People love to hate Millennials, or the generation born between 1982 and 1994. Even the word “Millennials” has been overused so much that the word itself can prompt Olympic-level eye rolling. But new data from USA Today should inspire sympathy for the Me Generation.
No, it’s not the $1 trillion college debt load they face. USA Today recently reported that young people born in the late 1980s will have to have savings of at least $1.8 million to maintain quality of life during retirement. For those born in the 1990s, that number jumps to more than $2.5 million.
Even worse, because pension plans are a thing of the past and Social Security benefits expected to drop, young people will have far fewer supports for retirement.
The oldest Millennials, assuming they have no money set aside today and that they earn 5% on their investments, will need to sock away $2,000 a month for 32 years to accumulate a $1.8 million nest egg. And the youngest Millennials would need to save $1,000 a month for 48 years to accumulate $2.4 million.
According to USA Today:
“The oldest Millennials, assuming they have no money set aside today and that they earn 5% on their investments, will need to sock away $2,000 a month for 32 years to accumulate a $1.8 million nest egg. And the youngest Millennials would need to save $1,000 a month for 48 years to accumulate $2.4 million.”

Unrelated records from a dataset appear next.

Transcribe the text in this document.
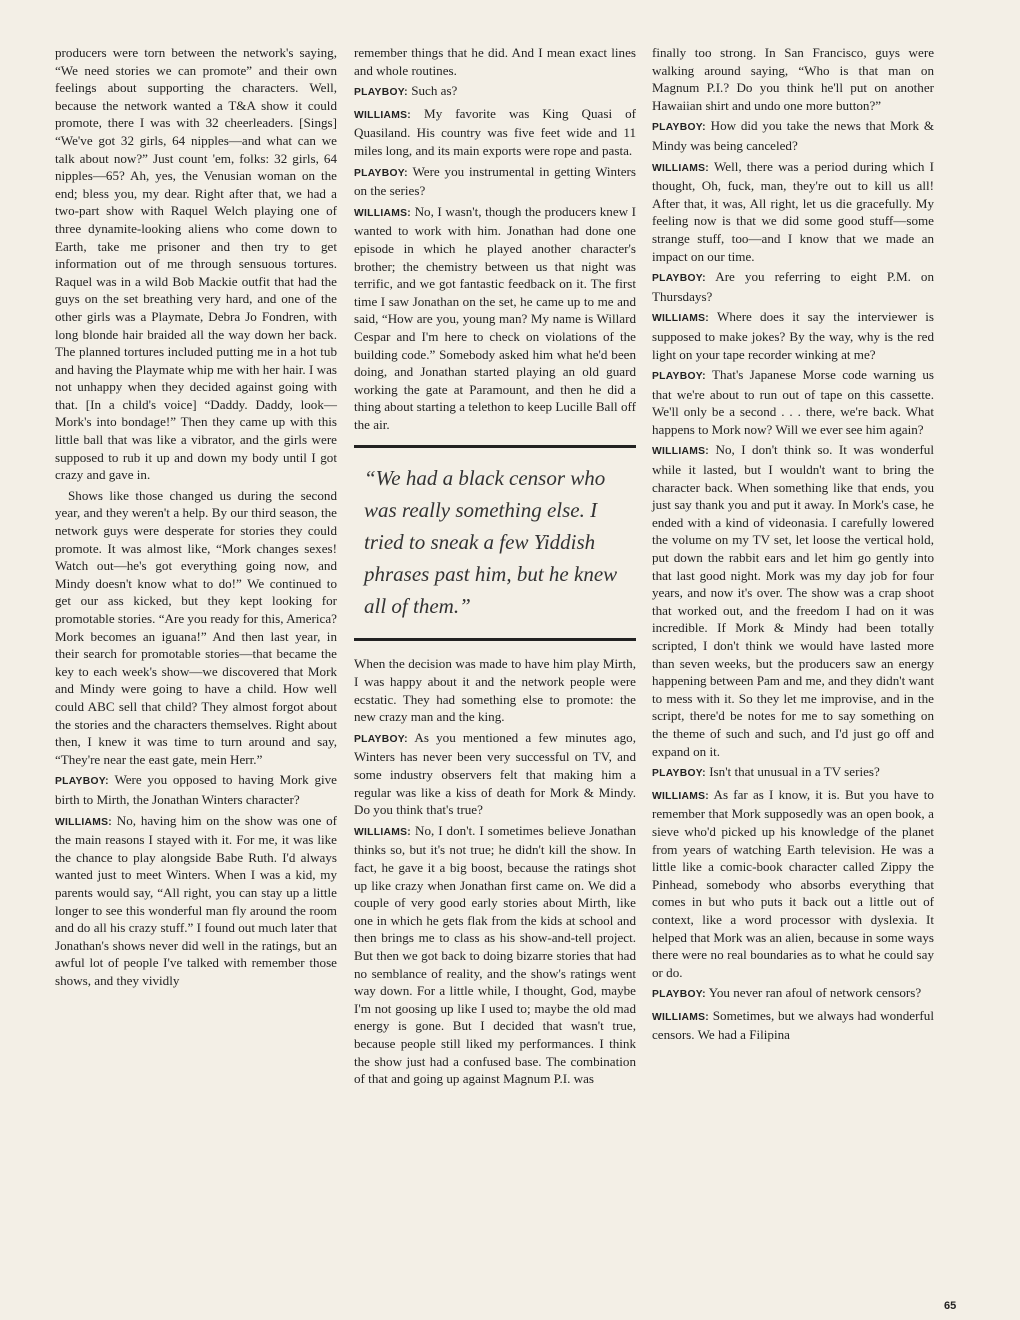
producers were torn between the network's saying, “We need stories we can promote” and their own feelings about supporting the characters. Well, because the network wanted a T&A show it could promote, there I was with 32 cheerleaders. [Sings] “We've got 32 girls, 64 nipples—and what can we talk about now?” Just count 'em, folks: 32 girls, 64 nipples—65? Ah, yes, the Venusian woman on the end; bless you, my dear. Right after that, we had a two-part show with Raquel Welch playing one of three dynamite-looking aliens who come down to Earth, take me prisoner and then try to get information out of me through sensuous tortures. Raquel was in a wild Bob Mackie outfit that had the guys on the set breathing very hard, and one of the other girls was a Playmate, Debra Jo Fondren, with long blonde hair braided all the way down her back. The planned tortures included putting me in a hot tub and having the Playmate whip me with her hair. I was not unhappy when they decided against going with that. [In a child's voice] “Daddy. Daddy, look—Mork's into bondage!” Then they came up with this little ball that was like a vibrator, and the girls were supposed to rub it up and down my body until I got crazy and gave in.

Shows like those changed us during the second year, and they weren't a help. By our third season, the network guys were desperate for stories they could promote. It was almost like, “Mork changes sexes! Watch out—he's got everything going now, and Mindy doesn't know what to do!” We continued to get our ass kicked, but they kept looking for promotable stories. “Are you ready for this, America? Mork becomes an iguana!” And then last year, in their search for promotable stories—that became the key to each week's show—we discovered that Mork and Mindy were going to have a child. How well could ABC sell that child? They almost forgot about the stories and the characters themselves. Right about then, I knew it was time to turn around and say, “They're near the east gate, mein Herr.”

PLAYBOY: Were you opposed to having Mork give birth to Mirth, the Jonathan Winters character?

WILLIAMS: No, having him on the show was one of the main reasons I stayed with it. For me, it was like the chance to play alongside Babe Ruth. I'd always wanted just to meet Winters. When I was a kid, my parents would say, “All right, you can stay up a little longer to see this wonderful man fly around the room and do all his crazy stuff.” I found out much later that Jonathan's shows never did well in the ratings, but an awful lot of people I've talked with remember those shows, and they vividly

remember things that he did. And I mean exact lines and whole routines.

PLAYBOY: Such as?

WILLIAMS: My favorite was King Quasi of Quasiland. His country was five feet wide and 11 miles long, and its main exports were rope and pasta.

PLAYBOY: Were you instrumental in getting Winters on the series?

WILLIAMS: No, I wasn't, though the producers knew I wanted to work with him. Jonathan had done one episode in which he played another character's brother; the chemistry between us that night was terrific, and we got fantastic feedback on it. The first time I saw Jonathan on the set, he came up to me and said, “How are you, young man? My name is Willard Cespar and I'm here to check on violations of the building code.” Somebody asked him what he'd been doing, and Jonathan started playing an old guard working the gate at Paramount, and then he did a thing about starting a telethon to keep Lucille Ball off the air.

“We had a black censor who was really something else. I tried to sneak a few Yiddish phrases past him, but he knew all of them.”

When the decision was made to have him play Mirth, I was happy about it and the network people were ecstatic. They had something else to promote: the new crazy man and the king.

PLAYBOY: As you mentioned a few minutes ago, Winters has never been very successful on TV, and some industry observers felt that making him a regular was like a kiss of death for Mork & Mindy. Do you think that's true?

WILLIAMS: No, I don't. I sometimes believe Jonathan thinks so, but it's not true; he didn't kill the show. In fact, he gave it a big boost, because the ratings shot up like crazy when Jonathan first came on. We did a couple of very good early stories about Mirth, like one in which he gets flak from the kids at school and then brings me to class as his show-and-tell project. But then we got back to doing bizarre stories that had no semblance of reality, and the show's ratings went way down. For a little while, I thought, God, maybe I'm not goosing up like I used to; maybe the old mad energy is gone. But I decided that wasn't true, because people still liked my performances. I think the show just had a confused base. The combination of that and going up against Magnum P.I. was

finally too strong. In San Francisco, guys were walking around saying, “Who is that man on Magnum P.I.? Do you think he'll put on another Hawaiian shirt and undo one more button?”

PLAYBOY: How did you take the news that Mork & Mindy was being canceled?

WILLIAMS: Well, there was a period during which I thought, Oh, fuck, man, they're out to kill us all! After that, it was, All right, let us die gracefully. My feeling now is that we did some good stuff—some strange stuff, too—and I know that we made an impact on our time.

PLAYBOY: Are you referring to eight P.M. on Thursdays?

WILLIAMS: Where does it say the interviewer is supposed to make jokes? By the way, why is the red light on your tape recorder winking at me?

PLAYBOY: That's Japanese Morse code warning us that we're about to run out of tape on this cassette. We'll only be a second . . . there, we're back. What happens to Mork now? Will we ever see him again?

WILLIAMS: No, I don't think so. It was wonderful while it lasted, but I wouldn't want to bring the character back. When something like that ends, you just say thank you and put it away. In Mork's case, he ended with a kind of videonasia. I carefully lowered the volume on my TV set, let loose the vertical hold, put down the rabbit ears and let him go gently into that last good night. Mork was my day job for four years, and now it's over. The show was a crap shoot that worked out, and the freedom I had on it was incredible. If Mork & Mindy had been totally scripted, I don't think we would have lasted more than seven weeks, but the producers saw an energy happening between Pam and me, and they didn't want to mess with it. So they let me improvise, and in the script, there'd be notes for me to say something on the theme of such and such, and I'd just go off and expand on it.

PLAYBOY: Isn't that unusual in a TV series?

WILLIAMS: As far as I know, it is. But you have to remember that Mork supposedly was an open book, a sieve who'd picked up his knowledge of the planet from years of watching Earth television. He was a little like a comic-book character called Zippy the Pinhead, somebody who absorbs everything that comes in but who puts it back out a little out of context, like a word processor with dyslexia. It helped that Mork was an alien, because in some ways there were no real boundaries as to what he could say or do.

PLAYBOY: You never ran afoul of network censors?

WILLIAMS: Sometimes, but we always had wonderful censors. We had a Filipina

65
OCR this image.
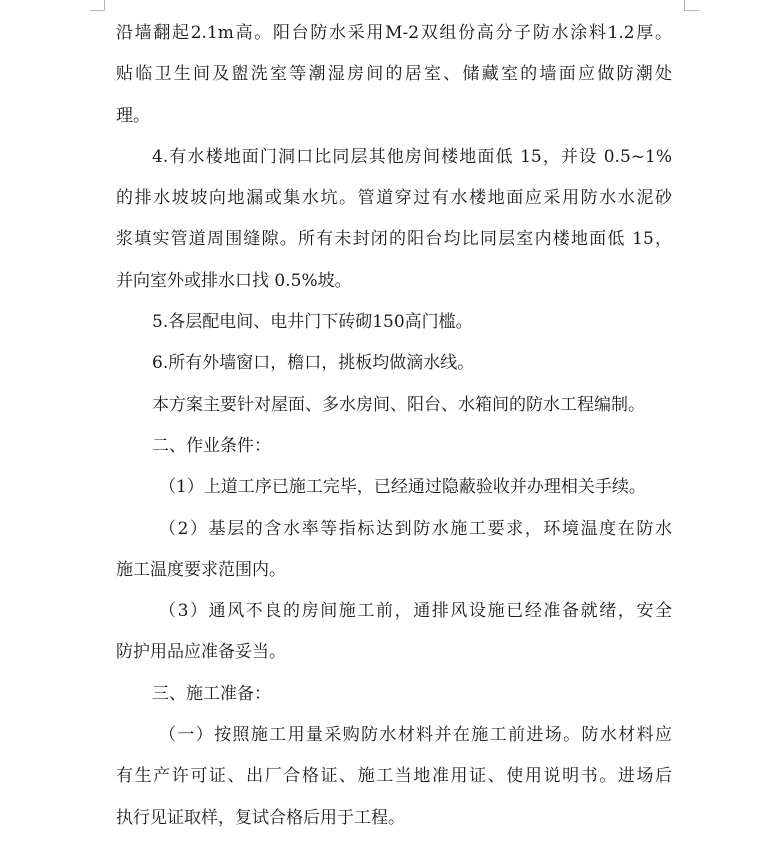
沿墙翻起2.1m高。阳台防水采用M-2双组份高分子防水涂料1.2厚。
贴临卫生间及盥洗室等潮湿房间的居室、储藏室的墙面应做防潮处
理。
4.有水楼地面门洞口比同层其他房间楼地面低 15，并设 0.5~1%
的排水坡坡向地漏或集水坑。管道穿过有水楼地面应采用防水水泥砂
浆填实管道周围缝隙。所有未封闭的阳台均比同层室内楼地面低 15，
并向室外或排水口找 0.5%坡。
5.各层配电间、电井门下砖砌150高门槛。
6.所有外墙窗口，檐口，挑板均做滴水线。
本方案主要针对屋面、多水房间、阳台、水箱间的防水工程编制。
二、作业条件：
（1）上道工序已施工完毕，已经通过隐蔽验收并办理相关手续。
（2）基层的含水率等指标达到防水施工要求，环境温度在防水
施工温度要求范围内。
（3）通风不良的房间施工前，通排风设施已经准备就绪，安全
防护用品应准备妥当。
三、施工准备：
（一）按照施工用量采购防水材料并在施工前进场。防水材料应
有生产许可证、出厂合格证、施工当地准用证、使用说明书。进场后
执行见证取样，复试合格后用于工程。
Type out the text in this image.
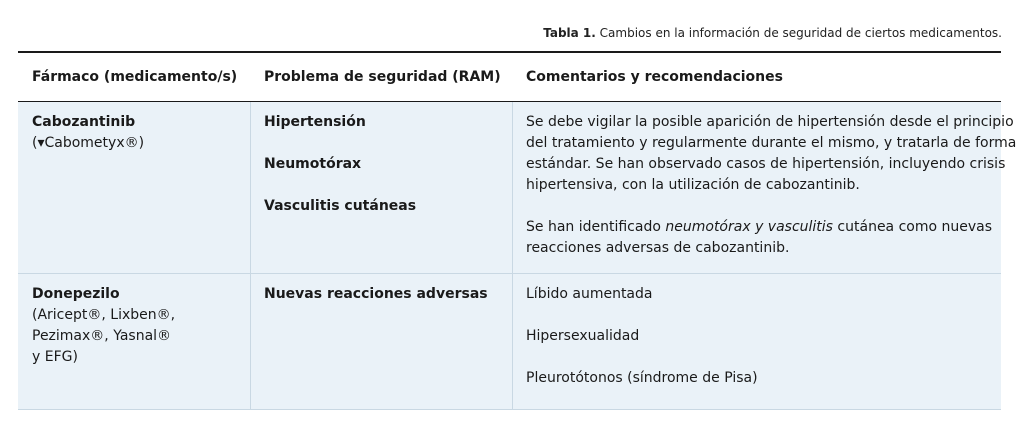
Tabla 1. Cambios en la información de seguridad de ciertos medicamentos.
Fármaco (medicamento/s) Problema de seguridad (RAM) Comentarios y recomendaciones
Cabozantinib
(▾Cabometyx®)
Hipertensión
Neumotórax
Vasculitis cutáneas
Se debe vigilar la posible aparición de hipertensión desde el principio
del tratamiento y regularmente durante el mismo, y tratarla de forma
estándar. Se han observado casos de hipertensión, incluyendo crisis
hipertensiva, con la utilización de cabozantinib.
Se han identificado neumotórax y vasculitis cutánea como nuevas
reacciones adversas de cabozantinib.
Donepezilo
(Aricept®, Lixben®,
Pezimax®, Yasnal®
y EFG)
Nuevas reacciones adversas	Líbido aumentada
Hipersexualidad
Pleurotótonos (síndrome de Pisa)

In a time of slow economic growth and lingering economic anxiety from the Great Recession, many young people no longer expect to enjoy the same quality of life as their parents’ generation. That’s one reason Millennials are so much more likely to move to urban areas. They aren’t inscrutable bohemians — they simply go where the jobs go.
Fully two out of three young people aged 18 to 29 have relocated in the last five years. Not only that, but young people with college loans are far more likely to rent their housing, and the rate of young people buying homes is at an all time low. In the long run, that makes it harder to save money for retirement, too.
Perhaps the situation isn’t as bad as it sounds. After all, that $1.8 million figure isn’t much higher than the amount elder generations needed to retire. USA Today pegged Gen X and Baby Boomers’ retirement benchmarks at $1.6 and $1.3 million, respectively.